Given the following thermochemical equations,

NO(g) + (1/2) Cl2(g) --> NOCl(g) -37.78 kJ (per mol NOCl)
NO(g) + (1/2) O2(g) --> NO2(g) -56.53 kJ (per mol NO2)
2 NO2(g) --> N2O4(g) -58.03 kJ (per mol N2O4)
what is the standard enthalpy change for the reaction below?
N2O4(g) + Cl2(g) --> 2 NOCl(g) + O2(g)
Give your answer in kJ (per mol N2O4), accurate to two decimal places.

To determine the standard enthalpy change for the reaction N2O4(g) + Cl2(g) --> 2 NOCl(g) + O2(g), we can use Hess's Law.

We need to rearrange the given thermochemical equations and their corresponding enthalpy changes to obtain the desired reaction:

1. Reverse the third equation:
N2O4(g) --> 2 NO2(g) ΔH = +58.03 kJ/mol

2. Multiply the first equation by 2 and reverse it:
2 NOCl(g) --> 2 NO(g) + Cl2(g) ΔH = (+37.78 kJ/mol) x 2 = +75.56 kJ/mol

3. Reverse the second equation:
NO2(g) --> NO(g) + (1/2) O2(g) ΔH = +56.53 kJ/mol

Now, we add the modified equations together to obtain the desired reaction:

N2O4(g) + Cl2(g) --> 2 NOCl(g) + O2(g)

Adding the equations:

N2O4(g) + Cl2(g) + 2 NOCl(g) + O2(g) ΔH = (+58.03 kJ/mol) + (+75.56 kJ/mol) + (+56.53 kJ/mol)

Simplifying:

N2O4(g) + Cl2(g) + 2 NOCl(g) + O2(g) ΔH = +189.12 kJ/mol

Therefore, the standard enthalpy change for the reaction N2O4(g) + Cl2(g) --> 2 NOCl(g) + O2(g) is +189.12 kJ/mol, accurate to two decimal places.

To find the standard enthalpy change for the reaction N2O4(g) + Cl2(g) → 2NOCl(g) + O2(g), we need to use the given thermochemical equations and apply Hess's Law.
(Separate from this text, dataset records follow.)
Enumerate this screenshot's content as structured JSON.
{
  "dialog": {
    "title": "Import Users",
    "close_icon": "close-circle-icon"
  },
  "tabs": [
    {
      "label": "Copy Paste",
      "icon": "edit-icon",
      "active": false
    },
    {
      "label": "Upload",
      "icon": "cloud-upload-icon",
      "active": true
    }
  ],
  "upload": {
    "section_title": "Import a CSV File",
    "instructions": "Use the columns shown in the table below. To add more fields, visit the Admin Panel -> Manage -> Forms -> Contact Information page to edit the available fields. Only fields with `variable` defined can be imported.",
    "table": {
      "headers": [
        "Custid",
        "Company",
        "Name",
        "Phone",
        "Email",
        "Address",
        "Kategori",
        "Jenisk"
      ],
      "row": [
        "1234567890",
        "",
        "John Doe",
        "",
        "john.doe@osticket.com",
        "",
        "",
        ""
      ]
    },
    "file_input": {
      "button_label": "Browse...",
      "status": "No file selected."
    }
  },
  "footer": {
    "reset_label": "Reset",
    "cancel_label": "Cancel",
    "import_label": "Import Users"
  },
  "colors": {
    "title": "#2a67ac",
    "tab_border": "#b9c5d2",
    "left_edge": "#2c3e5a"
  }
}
Hess's Law states that if a reaction can be expressed as the sum of a series of other reactions, then the enthalpy change for the overall reaction is equal to the sum of the enthalpy changes of the individual reactions.
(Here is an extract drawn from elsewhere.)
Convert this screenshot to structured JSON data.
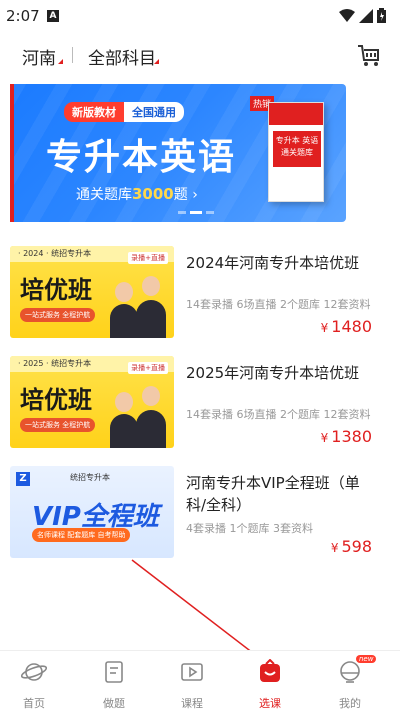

1. Reverse the first equation: NOCl(g) → NO(g) + (1/2) Cl2(g). Since the enthalpy change of this reaction is -37.78 kJ (per mol NOCl), the reversed reaction will have an enthalpy change of +37.78 kJ (per mol NOCl).
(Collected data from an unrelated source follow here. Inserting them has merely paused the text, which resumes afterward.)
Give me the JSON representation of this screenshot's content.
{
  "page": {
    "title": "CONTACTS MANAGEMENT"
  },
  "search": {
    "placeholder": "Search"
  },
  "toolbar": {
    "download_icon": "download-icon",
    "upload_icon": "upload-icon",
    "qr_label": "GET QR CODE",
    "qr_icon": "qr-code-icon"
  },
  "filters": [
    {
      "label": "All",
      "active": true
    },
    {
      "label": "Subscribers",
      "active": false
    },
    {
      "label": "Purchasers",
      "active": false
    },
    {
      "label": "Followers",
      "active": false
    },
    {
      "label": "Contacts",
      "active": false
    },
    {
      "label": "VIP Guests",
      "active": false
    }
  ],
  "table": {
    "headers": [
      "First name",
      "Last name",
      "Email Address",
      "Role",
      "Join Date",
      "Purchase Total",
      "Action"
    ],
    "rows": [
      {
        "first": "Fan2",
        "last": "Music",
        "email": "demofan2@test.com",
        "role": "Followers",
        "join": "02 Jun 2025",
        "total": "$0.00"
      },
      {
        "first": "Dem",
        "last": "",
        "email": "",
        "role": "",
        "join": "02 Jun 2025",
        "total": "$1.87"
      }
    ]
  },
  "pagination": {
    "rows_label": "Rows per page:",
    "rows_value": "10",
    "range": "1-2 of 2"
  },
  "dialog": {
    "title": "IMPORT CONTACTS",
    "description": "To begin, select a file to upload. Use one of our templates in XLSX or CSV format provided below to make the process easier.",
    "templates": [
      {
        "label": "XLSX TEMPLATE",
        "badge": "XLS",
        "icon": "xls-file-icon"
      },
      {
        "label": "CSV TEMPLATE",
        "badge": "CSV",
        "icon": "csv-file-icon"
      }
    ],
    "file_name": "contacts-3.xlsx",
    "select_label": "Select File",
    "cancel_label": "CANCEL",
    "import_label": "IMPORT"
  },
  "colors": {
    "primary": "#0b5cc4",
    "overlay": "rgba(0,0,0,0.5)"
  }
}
2. Multiply the second equation by 2 to make the coefficient of NO2 equal to that in the overall reaction: 2 NO(g) + O2(g) → 2NO2(g). The enthalpy change of this reaction is -56.53 kJ (per mol NO2).

3. Reverse and multiply the third equation by 2 to make the coefficient of N2O4 equal to that in the overall reaction: N2O4(g) → 2NO2(g). The enthalpy change of this reaction is +58.03 kJ (per mol N2O4).

4. Add the equations together and cancel the common species:
N2O4(g) → 2NO2(g) ΔH = +58.03 kJ (multiply this equation by 1)
2NO(g) + O2(g) → 2NO2(g) ΔH = -56.53 kJ (multiply this equation by 1)
2NOCl(g) → 2NO(g) + Cl2(g) ΔH = +37.78 kJ (multiply this equation by 1/2)

5. Add the equations together to get the overall equation:
N2O4(g) + Cl2(g) → 2 NOCl(g) + O2(g) ΔH = +58.03 kJ - 56.53 kJ + 0.5(37.78 kJ)

Simplifying the equation, we get:
ΔH = +0.50 kJ (per mol N2O4)

Therefore, the standard enthalpy change for the reaction N2O4(g) + Cl2(g) → 2 NOCl(g) + O2(g) is +0.50 kJ (per mol N2O4), accurate to two decimal places.

I did this in my head and I BELIEVE (but you need to try it to see)

eqn 3 reversed. Add
to 2x eqn 1
and add to the reverse of 2 x equn 2.

Add the dH values. When you multiply a rxn by a coefficient do the same for dH. When you reverse and equation change the sign on dH.